Cumhuriyet;
‘Hakimiyetin kayıtsız şartsız milletin olduğu’ yönetim şeklidir. Demokratik,
laik ve sosyal Cumhuriyet ve onun kazanımları ırk, dil, din, inanç, cinsiyet
farkı gözetmeksizin her Türk vatandaşının ortak varlığıdır.
Cumhuriyet;
bir çağdaşlaşma, kulluktan eşit yurttaşlığa geçiş, aklı ve bilimi rehber alan
büyük bir sosyal projedir.
Cumhuriyeti;
“Bilhassa kimsesizlerin kimsesidir.” olarak
ifade eden Gazi Mustafa Kemal Atatürk’ün bu sözleri Cumhuriyetimizin 98. Yılına
girdiğimiz bu günlerde son yıllarda Türkiye’nin siyasal ve ekonomik yapısında
yaşanan savrulmalar sonucu gelinen noktada daha da anlam kazanmaktadır.
Atatürk
döneminde kendi ürettiği aşılar ile milyonlarca kişiyi salgından koruyan,
şekerden kağıda, demir çelikten petro kimyaya,
silahtan, ağır sanayiye tekstile, camdan ilaca, madenden enerjiye, eğitimden
sağlığa kadar kamucu politikalar ile
ülkeyi ayağa kaldırıp ekonomik büyüme ve gelişmesini sağlayıp, parasının
değerini koruyan bir Türkiye Cumhuriyetinin son 20 yılında iktidarda olan AKP
Hükümeti döneminde Cumhuriyet, "kimsesizlerin kimsesi" olabildi
mi?...
Elbette hayır.
Günümüzde
AKP Hükümetinin uyguladığı Neo-liberal ekonomi politikaları ile yoksulluk,
gelir dağılımındaki adaletsizlik, işsizlik, enflasyon, döviz kuru, faiz, özelleştirme
ve dışa bağımlılık artarak halk daha da fakirleştirilmiştir.
AKP’nin
uzak durduğu Cumhuriyetin halkçılık ve devletçilik ilkeleri ile kamuculuk
ve planlama anlayışının önemi bu günlerde daha da artmıştır.
Çözüm
olarak toplumsal barış, ekonomik ve siyasal bağımsızlık; kamucu, halkçı,
devletçi, antiemperyalist ekonomi politikaları ile sağlanabilir.

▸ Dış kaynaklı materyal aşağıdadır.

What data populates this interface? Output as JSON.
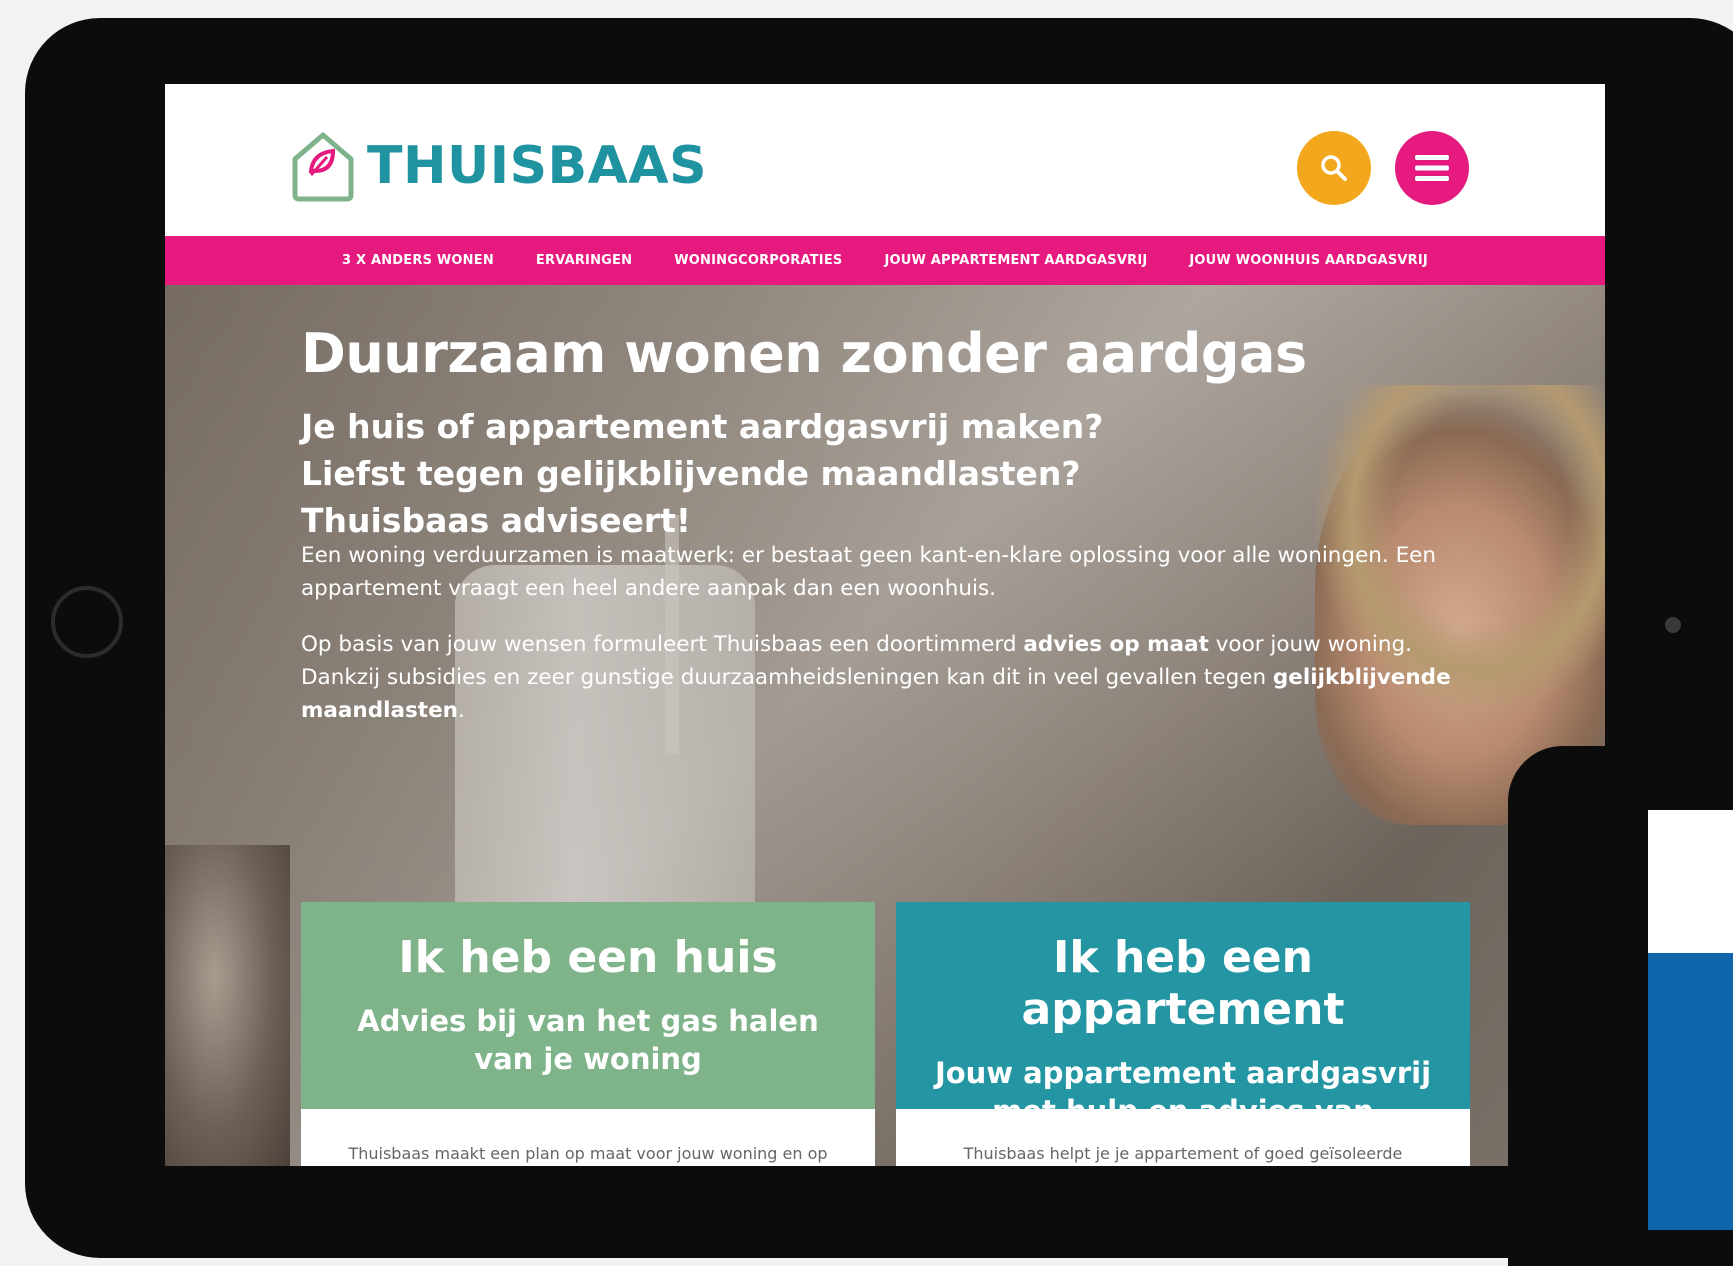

Büro-İş Sendikası olarak; Ulusumuzu demokrasi,
hukuk devleti, temel hak ve özgürlükler gibi evrensel değerlerle buluşturan Cumhuriyet yönetimimizin 98. yılında; başta kurucumuz
ve ebedi önderimiz Gazi Mustafa Kemal Atatürk ve silah arkadaşları olmak üzere
aziz şehitlerimizi ve gazilerimizi saygı, minnet ve rahmetle anıyoruz.
Cumhuriyet Bayramı’mız kutlu olsun.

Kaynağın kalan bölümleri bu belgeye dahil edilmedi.